Quick Answer
A persistent cough is not always a chest infection. While bronchitis and pneumonia are common culprits, a cough lasting more than three weeks may also be caused by asthma, acid reflux, postnasal drip, tuberculosis, air pollution, or a blood pressure medication. In Pakistan, cough variant asthma and TB are among the most frequently missed diagnoses. A cough lasting eight weeks or more in an adult always warrants a proper medical evaluation.
Most people in Pakistan reach for a cough syrup and assume a stubborn cough will clear up on its own. Sometimes it does. But when a cough drags on past two or three weeks, especially without a fever or runny nose, the cause is often something other than a simple chest infection.
Lahore winters are a good example of how complicated this gets. The city’s smog season runs from October through January, and during those months respiratory clinics fill with patients whose coughs have lasted for weeks. Some have a genuine chest infection. Many do not. A cross-sectional study at KRL Hospital Islamabad found that cough variant asthma was the leading cause of chronic cough in Pakistani adults, accounting for 47% of cases, while acid reflux, allergic rhinitis, and blood pressure medications made up much of the rest.

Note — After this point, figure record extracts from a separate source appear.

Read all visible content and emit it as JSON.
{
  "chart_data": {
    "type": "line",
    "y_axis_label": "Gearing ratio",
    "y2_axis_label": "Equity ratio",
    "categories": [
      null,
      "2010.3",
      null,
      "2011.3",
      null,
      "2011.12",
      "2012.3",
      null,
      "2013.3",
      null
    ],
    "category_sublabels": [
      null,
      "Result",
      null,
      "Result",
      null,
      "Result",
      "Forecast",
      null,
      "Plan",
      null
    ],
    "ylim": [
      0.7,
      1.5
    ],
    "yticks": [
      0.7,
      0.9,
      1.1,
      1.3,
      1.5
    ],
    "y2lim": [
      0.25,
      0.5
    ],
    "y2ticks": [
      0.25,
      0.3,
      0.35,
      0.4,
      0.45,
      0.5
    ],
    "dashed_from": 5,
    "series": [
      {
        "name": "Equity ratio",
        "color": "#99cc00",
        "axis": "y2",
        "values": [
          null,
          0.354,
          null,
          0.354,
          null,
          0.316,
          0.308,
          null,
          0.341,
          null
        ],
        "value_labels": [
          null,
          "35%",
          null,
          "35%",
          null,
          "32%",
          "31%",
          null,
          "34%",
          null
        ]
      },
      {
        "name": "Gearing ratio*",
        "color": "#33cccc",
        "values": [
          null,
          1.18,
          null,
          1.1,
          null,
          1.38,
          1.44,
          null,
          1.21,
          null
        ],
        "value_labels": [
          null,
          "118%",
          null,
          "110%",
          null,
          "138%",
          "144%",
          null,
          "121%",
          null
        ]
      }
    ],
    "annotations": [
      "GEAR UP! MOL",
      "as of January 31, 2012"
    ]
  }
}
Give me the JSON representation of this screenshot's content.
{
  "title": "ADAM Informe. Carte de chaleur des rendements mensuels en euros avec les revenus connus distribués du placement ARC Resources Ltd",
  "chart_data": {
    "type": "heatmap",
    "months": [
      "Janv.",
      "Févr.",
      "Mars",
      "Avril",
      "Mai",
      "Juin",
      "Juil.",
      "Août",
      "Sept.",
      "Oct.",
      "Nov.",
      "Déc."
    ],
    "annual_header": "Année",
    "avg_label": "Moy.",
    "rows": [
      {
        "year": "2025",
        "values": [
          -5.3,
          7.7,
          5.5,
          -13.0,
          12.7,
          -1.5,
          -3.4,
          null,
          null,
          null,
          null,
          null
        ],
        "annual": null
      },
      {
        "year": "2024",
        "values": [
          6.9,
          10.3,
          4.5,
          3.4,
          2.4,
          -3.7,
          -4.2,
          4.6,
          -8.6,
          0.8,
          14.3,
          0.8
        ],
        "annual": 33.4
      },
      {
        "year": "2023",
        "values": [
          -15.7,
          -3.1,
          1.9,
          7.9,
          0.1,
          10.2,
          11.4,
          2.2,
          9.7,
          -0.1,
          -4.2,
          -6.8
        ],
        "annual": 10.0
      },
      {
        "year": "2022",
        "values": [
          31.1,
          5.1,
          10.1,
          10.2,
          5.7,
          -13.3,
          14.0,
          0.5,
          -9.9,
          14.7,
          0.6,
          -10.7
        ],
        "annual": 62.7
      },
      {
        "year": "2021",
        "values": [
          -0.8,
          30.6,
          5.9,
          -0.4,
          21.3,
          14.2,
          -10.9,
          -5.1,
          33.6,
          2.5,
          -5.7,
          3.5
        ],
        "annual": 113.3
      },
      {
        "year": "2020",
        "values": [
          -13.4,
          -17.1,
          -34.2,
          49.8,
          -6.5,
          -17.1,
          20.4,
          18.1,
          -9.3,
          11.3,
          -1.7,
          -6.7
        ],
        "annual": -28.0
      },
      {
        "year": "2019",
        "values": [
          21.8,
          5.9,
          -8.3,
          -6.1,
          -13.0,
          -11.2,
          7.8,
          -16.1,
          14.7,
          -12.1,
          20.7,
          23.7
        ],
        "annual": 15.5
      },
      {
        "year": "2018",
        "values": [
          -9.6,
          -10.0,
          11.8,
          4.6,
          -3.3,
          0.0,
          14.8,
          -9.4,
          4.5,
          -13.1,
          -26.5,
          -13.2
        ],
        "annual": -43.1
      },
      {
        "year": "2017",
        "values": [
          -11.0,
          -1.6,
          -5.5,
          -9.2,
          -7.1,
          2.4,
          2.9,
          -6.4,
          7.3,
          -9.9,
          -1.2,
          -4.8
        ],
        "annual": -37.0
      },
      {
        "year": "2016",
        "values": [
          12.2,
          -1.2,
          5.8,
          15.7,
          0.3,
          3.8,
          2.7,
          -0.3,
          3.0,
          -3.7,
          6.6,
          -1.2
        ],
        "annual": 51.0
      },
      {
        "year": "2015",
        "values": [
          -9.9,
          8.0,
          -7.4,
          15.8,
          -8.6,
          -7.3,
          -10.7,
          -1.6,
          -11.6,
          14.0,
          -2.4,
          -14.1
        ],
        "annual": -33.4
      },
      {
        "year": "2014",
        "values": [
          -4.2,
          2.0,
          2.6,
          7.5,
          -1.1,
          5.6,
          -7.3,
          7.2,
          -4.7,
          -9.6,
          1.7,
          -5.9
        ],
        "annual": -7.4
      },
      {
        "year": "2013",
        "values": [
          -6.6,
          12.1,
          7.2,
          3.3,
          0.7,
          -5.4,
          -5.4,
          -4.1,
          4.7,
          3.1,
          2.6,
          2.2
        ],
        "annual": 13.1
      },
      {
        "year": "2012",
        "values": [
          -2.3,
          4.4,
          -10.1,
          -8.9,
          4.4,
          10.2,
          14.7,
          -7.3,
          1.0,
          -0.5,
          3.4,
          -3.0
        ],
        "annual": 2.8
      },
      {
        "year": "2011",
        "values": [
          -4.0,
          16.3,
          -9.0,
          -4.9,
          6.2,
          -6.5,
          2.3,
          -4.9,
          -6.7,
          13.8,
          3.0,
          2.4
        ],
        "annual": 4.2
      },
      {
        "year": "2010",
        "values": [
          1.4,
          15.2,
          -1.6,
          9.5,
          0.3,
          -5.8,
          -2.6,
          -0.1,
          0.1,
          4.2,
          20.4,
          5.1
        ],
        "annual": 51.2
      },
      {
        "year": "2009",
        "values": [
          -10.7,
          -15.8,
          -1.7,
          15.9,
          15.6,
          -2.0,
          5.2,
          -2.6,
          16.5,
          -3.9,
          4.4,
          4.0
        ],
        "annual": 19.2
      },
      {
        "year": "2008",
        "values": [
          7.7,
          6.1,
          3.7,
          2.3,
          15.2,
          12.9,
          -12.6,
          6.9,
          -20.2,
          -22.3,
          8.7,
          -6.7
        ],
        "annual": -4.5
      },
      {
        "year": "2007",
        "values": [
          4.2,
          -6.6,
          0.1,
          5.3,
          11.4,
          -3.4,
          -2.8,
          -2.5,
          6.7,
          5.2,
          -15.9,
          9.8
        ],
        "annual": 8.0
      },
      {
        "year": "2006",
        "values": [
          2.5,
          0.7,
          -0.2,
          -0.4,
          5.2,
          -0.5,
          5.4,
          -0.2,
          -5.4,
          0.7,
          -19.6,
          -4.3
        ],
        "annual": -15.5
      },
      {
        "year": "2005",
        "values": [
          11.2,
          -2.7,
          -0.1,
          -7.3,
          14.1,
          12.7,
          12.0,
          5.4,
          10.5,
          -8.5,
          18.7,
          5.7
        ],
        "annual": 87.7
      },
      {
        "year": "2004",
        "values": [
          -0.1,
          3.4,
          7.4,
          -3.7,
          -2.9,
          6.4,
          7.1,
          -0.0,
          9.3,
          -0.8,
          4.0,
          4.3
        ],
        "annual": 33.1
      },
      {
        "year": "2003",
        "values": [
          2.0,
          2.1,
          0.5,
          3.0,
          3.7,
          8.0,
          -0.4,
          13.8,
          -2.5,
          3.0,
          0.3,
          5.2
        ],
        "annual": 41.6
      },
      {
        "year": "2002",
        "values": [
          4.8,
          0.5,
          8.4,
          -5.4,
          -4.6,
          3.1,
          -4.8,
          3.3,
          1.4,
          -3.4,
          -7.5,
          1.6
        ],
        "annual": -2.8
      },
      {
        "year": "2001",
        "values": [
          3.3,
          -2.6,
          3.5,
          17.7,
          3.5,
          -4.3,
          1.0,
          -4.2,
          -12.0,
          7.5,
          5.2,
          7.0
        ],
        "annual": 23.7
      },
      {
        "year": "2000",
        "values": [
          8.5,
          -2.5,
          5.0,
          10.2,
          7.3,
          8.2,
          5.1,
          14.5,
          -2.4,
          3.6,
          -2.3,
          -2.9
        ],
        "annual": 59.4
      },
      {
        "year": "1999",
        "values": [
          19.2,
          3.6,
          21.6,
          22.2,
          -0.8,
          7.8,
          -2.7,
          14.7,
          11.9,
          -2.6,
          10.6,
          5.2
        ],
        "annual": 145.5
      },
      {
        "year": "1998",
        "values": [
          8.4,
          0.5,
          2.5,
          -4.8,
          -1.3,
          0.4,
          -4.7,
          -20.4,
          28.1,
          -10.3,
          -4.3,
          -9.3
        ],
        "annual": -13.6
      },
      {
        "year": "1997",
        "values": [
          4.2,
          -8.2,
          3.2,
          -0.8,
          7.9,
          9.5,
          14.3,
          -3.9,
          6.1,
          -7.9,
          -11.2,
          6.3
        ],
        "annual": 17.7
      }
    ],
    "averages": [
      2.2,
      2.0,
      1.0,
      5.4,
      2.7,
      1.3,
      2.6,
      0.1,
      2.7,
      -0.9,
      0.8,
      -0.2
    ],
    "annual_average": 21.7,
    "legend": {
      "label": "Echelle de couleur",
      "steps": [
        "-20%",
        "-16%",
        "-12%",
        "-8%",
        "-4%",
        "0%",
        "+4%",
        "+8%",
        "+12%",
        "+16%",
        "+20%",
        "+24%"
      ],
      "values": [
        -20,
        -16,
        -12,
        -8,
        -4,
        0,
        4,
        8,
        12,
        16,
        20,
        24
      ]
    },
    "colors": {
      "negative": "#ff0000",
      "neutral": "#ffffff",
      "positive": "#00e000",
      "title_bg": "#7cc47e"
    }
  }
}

Understanding what is actually driving a cough matters because the treatment for each cause is completely different. Antibiotics, for instance, do nothing for an asthma-related cough or an acid reflux cough, yet they are among the most overprescribed medicines in Pakistan for exactly this symptom.
How Long Is Too Long? Defining a Persistent Cough
A persistent cough is one that lasts beyond the normal recovery window of a viral illness. Clinically, doctors classify coughs by duration: acute coughs last under three weeks, subacute coughs last three to eight weeks, and a chronic cough is one that continues for eight weeks or more in adults, per guidelines from the American College of Chest Physicians. A cough lasting even three weeks without an obvious explanation deserves attention, not just another bottle of Benylin.
The type of cough matters too. A wet or productive cough brings up mucus and is more typical of an active infection. A dry, tickly cough with no phlegm is more commonly linked to asthma, acid reflux, or a medication side effect. Knowing the difference helps a doctor narrow down the cause quickly.

Common Causes of Persistent Cough Beyond a Chest Infection
A chest infection, whether bronchitis or pneumonia, is one cause of a persistent cough, but it’s far from the only one. Here are the causes Pakistani patients most commonly encounter, including several that are routinely missed.
Cough Variant Asthma
Asthma doesn’t always cause wheezing. In cough variant asthma, a dry cough is the only symptom, with no shortness of breath or audible wheeze. It tends to worsen at night, in cold air, or after exercise. This is the single most common cause of chronic cough in Pakistani adults according to the KRL Hospital Islamabad study cited above, yet it is frequently treated as a recurring chest infection for months before the correct diagnosis is made.
Postnasal Drip
When the sinuses produce excess mucus, it drips down the back of the throat and triggers a cough reflex. This is called postnasal drip, and it’s one of the most common reasons a cough lingers after a cold or during allergy season. In Pakistan, dust, pollen, and vehicle emissions are major triggers, particularly in Karachi and Lahore where air quality is frequently poor. The cough is often worse in the morning or when lying down.
Acid Reflux (GERD)
Gastroesophageal reflux disease, commonly called GERD, is a condition where stomach acid travels back up into the food pipe and irritates the throat and airways. It can cause a persistent dry cough even in people who feel no heartburn at all. According to Harvard Health Publishing, up to one-third of GERD patients have no chest pain and only complain of a cough or a hoarse voice. Eating heavy meals late at night, which is common during Ramadan or at family dinners, can make reflux-related cough noticeably worse.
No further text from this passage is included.